Minister of Finance Lim Guan Eng kept mum about the matter for a week, until 21-January when he denied that car prices are going up, saying that the matter is still not finalized.
Less than 24 hours later, on the morning of 22-January, the Ministry of Finance confirmed to the Malaysia Automotive Association that the new OMV calculation has been decided but its introduction will be postponed to 1-January 2021.
“Any increase in OTR prices would be fully absorbed or exempted by the MoF for this year and the difference in duties for past years will also be exempted,” said MAA President Datuk Aishah Ahmad, who added that prices will increase gradually starting 2021.

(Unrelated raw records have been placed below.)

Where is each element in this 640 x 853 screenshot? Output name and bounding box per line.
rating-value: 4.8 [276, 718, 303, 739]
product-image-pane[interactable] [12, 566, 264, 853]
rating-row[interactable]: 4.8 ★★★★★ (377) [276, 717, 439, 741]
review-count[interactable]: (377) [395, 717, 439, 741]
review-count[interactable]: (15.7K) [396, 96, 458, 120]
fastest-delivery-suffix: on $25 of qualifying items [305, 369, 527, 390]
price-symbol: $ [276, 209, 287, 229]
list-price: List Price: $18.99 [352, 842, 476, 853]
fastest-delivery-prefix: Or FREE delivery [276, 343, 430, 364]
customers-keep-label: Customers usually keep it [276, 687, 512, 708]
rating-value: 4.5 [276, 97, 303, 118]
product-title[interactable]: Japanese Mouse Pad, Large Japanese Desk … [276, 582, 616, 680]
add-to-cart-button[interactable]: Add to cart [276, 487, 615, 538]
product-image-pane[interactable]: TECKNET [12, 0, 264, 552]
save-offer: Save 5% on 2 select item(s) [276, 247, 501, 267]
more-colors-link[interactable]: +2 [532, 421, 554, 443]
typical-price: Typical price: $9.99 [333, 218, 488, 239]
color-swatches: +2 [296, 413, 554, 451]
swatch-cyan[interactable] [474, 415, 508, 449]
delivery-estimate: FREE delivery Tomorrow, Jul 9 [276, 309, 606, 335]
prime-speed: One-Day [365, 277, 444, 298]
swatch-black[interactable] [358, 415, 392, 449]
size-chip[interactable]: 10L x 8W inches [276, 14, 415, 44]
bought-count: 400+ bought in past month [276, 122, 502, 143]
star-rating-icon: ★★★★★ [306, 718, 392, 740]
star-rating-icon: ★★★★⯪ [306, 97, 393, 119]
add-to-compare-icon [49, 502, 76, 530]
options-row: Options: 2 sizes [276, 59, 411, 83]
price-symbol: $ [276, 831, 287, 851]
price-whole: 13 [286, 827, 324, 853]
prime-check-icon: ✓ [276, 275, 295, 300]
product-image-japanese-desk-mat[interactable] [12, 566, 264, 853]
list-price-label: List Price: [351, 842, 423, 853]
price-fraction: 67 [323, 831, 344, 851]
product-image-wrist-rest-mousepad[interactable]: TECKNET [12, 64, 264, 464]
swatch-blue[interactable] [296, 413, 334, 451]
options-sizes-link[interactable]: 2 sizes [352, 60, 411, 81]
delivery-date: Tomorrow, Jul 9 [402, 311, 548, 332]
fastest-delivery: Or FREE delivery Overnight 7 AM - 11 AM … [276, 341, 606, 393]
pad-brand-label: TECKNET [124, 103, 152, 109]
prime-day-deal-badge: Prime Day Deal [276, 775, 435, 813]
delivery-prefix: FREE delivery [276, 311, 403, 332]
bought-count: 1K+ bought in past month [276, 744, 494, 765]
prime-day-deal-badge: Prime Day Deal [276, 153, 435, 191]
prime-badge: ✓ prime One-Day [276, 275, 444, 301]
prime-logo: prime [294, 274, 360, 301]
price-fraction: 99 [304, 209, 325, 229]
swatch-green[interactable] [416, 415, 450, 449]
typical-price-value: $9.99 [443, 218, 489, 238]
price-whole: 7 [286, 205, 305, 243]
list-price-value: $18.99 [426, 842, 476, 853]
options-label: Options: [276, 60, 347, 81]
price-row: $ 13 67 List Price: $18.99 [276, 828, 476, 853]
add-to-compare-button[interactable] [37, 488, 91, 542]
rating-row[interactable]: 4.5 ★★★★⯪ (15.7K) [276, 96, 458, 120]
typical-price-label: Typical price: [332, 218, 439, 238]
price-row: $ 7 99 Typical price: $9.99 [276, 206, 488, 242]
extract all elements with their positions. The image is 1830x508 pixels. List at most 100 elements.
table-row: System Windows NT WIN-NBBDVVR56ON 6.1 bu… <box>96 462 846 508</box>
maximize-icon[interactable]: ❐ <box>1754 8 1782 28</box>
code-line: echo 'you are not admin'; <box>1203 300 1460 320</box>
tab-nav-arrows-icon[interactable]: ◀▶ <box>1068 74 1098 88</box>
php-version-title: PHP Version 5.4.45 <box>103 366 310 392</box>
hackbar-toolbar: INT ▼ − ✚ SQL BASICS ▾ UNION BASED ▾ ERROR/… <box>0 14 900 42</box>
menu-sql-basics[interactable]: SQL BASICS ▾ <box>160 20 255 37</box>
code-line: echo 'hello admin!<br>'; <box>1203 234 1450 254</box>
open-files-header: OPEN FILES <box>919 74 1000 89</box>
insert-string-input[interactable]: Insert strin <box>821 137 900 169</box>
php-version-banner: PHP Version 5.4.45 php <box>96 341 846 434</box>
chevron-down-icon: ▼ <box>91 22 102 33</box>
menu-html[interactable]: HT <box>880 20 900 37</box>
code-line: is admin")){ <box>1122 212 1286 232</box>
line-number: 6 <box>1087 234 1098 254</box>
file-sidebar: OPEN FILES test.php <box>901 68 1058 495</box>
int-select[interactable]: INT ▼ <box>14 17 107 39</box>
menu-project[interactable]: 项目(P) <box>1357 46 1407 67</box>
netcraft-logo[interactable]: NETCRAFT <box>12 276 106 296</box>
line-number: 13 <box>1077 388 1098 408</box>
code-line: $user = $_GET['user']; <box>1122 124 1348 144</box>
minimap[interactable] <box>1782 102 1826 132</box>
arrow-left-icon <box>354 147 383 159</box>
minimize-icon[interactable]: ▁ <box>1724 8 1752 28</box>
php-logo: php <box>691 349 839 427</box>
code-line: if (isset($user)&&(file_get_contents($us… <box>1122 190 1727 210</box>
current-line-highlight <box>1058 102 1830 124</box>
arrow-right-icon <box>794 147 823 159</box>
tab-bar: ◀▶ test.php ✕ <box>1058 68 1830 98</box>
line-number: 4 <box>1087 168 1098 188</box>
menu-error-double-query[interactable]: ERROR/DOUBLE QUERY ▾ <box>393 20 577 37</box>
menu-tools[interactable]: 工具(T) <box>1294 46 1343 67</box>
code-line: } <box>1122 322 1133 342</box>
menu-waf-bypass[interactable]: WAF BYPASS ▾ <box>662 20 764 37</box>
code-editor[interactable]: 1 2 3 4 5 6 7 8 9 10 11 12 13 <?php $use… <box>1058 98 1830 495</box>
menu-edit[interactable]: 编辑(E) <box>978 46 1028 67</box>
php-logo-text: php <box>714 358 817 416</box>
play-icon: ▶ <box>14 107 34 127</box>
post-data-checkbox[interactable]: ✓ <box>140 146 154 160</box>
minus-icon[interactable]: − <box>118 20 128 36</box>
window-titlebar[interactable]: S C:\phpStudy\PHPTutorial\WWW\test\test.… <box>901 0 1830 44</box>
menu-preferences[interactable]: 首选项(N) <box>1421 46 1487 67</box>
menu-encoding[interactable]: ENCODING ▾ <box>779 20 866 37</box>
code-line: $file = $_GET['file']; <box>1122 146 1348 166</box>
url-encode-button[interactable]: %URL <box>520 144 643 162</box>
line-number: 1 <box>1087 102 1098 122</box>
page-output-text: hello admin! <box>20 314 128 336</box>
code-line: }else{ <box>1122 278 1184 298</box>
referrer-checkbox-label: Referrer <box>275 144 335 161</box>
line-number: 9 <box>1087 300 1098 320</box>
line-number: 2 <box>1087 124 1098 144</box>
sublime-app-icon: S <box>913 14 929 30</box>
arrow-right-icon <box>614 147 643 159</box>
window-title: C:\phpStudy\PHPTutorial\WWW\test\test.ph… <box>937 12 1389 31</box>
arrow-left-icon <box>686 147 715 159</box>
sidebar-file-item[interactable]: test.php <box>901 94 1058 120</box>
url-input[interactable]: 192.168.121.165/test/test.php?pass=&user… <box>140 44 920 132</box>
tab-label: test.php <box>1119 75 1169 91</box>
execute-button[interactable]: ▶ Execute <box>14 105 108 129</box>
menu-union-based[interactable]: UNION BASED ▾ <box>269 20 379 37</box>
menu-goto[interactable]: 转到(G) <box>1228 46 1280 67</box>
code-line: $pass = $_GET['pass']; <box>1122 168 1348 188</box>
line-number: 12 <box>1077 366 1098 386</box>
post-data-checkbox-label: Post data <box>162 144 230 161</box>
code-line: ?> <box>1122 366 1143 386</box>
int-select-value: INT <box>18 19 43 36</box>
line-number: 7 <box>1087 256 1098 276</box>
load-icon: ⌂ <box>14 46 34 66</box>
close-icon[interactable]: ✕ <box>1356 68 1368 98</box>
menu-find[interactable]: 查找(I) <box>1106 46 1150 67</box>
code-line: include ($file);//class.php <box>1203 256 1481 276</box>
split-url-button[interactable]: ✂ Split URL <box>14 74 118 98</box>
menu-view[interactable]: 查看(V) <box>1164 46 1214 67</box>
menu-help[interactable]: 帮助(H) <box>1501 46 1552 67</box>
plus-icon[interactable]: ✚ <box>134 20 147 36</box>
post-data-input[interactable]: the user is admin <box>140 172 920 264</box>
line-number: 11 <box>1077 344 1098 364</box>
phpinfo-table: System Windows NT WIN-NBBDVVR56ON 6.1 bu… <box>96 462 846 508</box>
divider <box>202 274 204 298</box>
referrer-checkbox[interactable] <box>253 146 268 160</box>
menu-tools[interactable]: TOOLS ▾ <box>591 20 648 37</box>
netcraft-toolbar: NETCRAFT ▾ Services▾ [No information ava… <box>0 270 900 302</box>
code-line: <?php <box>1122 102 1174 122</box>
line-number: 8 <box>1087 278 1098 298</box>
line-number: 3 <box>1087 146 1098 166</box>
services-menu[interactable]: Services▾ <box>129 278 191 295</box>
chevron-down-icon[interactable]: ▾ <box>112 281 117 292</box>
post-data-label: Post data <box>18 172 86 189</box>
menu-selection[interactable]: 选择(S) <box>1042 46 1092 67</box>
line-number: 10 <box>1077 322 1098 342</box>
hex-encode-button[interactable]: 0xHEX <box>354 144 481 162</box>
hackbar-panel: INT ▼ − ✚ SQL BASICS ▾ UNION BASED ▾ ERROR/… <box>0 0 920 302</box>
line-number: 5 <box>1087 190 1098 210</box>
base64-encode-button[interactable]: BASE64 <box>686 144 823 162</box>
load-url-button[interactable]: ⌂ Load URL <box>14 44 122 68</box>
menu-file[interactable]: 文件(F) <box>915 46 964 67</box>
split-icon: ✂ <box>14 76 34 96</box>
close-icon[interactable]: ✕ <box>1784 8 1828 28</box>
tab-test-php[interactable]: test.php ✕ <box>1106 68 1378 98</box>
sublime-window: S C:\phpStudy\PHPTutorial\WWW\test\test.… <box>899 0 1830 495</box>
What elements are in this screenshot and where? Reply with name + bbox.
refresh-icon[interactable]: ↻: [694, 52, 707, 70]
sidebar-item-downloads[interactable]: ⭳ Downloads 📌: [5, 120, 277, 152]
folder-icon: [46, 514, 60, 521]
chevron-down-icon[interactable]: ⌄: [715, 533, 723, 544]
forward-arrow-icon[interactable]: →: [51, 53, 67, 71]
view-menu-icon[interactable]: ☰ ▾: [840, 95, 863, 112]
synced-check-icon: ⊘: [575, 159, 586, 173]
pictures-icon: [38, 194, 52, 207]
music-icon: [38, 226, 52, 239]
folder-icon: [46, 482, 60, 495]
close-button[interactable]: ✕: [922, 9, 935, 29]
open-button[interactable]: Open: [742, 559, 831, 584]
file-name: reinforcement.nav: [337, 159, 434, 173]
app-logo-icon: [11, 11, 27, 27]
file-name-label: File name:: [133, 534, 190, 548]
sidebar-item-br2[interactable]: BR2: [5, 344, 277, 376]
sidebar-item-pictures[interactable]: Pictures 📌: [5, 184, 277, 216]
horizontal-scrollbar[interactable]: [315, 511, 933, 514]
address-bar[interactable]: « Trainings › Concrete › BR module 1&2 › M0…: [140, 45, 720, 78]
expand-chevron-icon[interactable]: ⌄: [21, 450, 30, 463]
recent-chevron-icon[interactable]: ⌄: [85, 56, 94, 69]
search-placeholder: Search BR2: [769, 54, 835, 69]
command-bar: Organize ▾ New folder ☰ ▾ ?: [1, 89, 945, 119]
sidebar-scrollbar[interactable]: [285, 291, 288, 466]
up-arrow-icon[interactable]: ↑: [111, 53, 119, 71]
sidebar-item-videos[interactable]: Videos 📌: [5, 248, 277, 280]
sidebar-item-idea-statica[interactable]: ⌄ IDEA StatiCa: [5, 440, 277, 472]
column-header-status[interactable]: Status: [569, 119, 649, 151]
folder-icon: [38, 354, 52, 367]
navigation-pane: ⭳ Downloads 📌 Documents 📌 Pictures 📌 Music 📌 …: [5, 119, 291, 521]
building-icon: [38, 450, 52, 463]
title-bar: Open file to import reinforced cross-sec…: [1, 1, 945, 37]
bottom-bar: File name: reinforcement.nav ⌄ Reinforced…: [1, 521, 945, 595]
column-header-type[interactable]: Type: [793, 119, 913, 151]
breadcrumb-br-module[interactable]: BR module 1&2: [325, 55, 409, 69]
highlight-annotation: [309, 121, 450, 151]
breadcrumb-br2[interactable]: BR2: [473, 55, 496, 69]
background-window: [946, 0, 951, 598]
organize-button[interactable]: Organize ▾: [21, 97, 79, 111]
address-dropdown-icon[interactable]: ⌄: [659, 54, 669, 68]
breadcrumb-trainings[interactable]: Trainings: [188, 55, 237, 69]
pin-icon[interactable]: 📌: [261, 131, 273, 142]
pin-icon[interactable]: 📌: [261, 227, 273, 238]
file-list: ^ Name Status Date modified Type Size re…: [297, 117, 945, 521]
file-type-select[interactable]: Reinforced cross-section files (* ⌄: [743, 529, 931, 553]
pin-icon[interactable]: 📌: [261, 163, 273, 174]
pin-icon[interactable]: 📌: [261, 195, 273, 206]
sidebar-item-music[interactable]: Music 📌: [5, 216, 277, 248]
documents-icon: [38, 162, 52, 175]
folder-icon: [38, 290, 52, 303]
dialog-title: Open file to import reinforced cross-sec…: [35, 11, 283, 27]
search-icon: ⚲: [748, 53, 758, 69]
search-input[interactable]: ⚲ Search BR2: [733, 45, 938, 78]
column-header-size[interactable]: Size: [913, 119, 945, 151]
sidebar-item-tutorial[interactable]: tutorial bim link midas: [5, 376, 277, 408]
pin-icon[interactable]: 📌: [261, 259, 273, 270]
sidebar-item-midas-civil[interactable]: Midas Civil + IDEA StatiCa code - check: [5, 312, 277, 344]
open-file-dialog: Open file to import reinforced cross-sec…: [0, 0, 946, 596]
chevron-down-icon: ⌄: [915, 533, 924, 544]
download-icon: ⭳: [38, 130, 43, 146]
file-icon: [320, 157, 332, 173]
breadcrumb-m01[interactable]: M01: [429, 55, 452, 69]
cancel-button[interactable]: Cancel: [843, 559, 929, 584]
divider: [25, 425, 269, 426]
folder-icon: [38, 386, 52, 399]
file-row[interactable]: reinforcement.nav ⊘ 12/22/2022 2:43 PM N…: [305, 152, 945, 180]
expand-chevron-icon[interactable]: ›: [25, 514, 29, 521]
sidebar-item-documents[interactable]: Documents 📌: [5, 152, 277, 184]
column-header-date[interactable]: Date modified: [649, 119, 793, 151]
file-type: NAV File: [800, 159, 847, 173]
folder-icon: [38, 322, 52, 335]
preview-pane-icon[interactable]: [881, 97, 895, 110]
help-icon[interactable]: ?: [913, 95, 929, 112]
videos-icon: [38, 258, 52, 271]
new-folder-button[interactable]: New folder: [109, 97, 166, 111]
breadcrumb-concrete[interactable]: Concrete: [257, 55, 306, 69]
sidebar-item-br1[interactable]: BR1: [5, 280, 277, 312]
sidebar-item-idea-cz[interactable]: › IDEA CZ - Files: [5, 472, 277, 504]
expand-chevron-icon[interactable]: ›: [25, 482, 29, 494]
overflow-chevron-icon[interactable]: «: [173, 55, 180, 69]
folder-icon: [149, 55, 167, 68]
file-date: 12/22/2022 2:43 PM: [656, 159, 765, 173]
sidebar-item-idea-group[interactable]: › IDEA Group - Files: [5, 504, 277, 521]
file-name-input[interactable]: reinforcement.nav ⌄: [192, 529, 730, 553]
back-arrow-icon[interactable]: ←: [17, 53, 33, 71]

There are currently three German car companies assembling cars in Malaysia – Volkswagen, Mercedes-Benz, and BMW, with the last two also doing exports.
Mercedes-Benz Malaysia’s facility is located nearby, also within the DRB-Hicom land. It assembles the C-Class sedan (including AMG C43), GLC (including AMG GLC 43), GLC Coupe, E-Class, and S-Class (including S560e plug-in hybrid). It also assembles the left-hand drive C180 sedan for export to the Philippines.
BMW Group Malaysia has two facilities in Kulim, both located within the Berjaya-Sime Darby Motors jointly owned Inokom plant. The first is an engine assembly plant while the other is a vehicle assembly plant.
The vehicle assembly plant makes the 3 Series, 5 Series (including 530e plug-in hybrid), 6 Series Gran Turismo, 7-Series (including 740Le plug-in hybrid), X1, X3, and X4, as well as the MINI Countryman (including SE plug-in hybrid). It also makes the left-hand drive 520i for export to the Philippines.
Meanwhile, the engine assembly plant makes three engines - the B48 2.0-litre four-cylinder turbocharged for BMW 20i and 30i cars, plus MINI Cooper S cars, the B38 1.5-litre three-cylinder turbocharged petrol for the Countryman plug-in hybrid, and the B47 2.0-litre four-cylinder turbodiesel for export to the Philippines.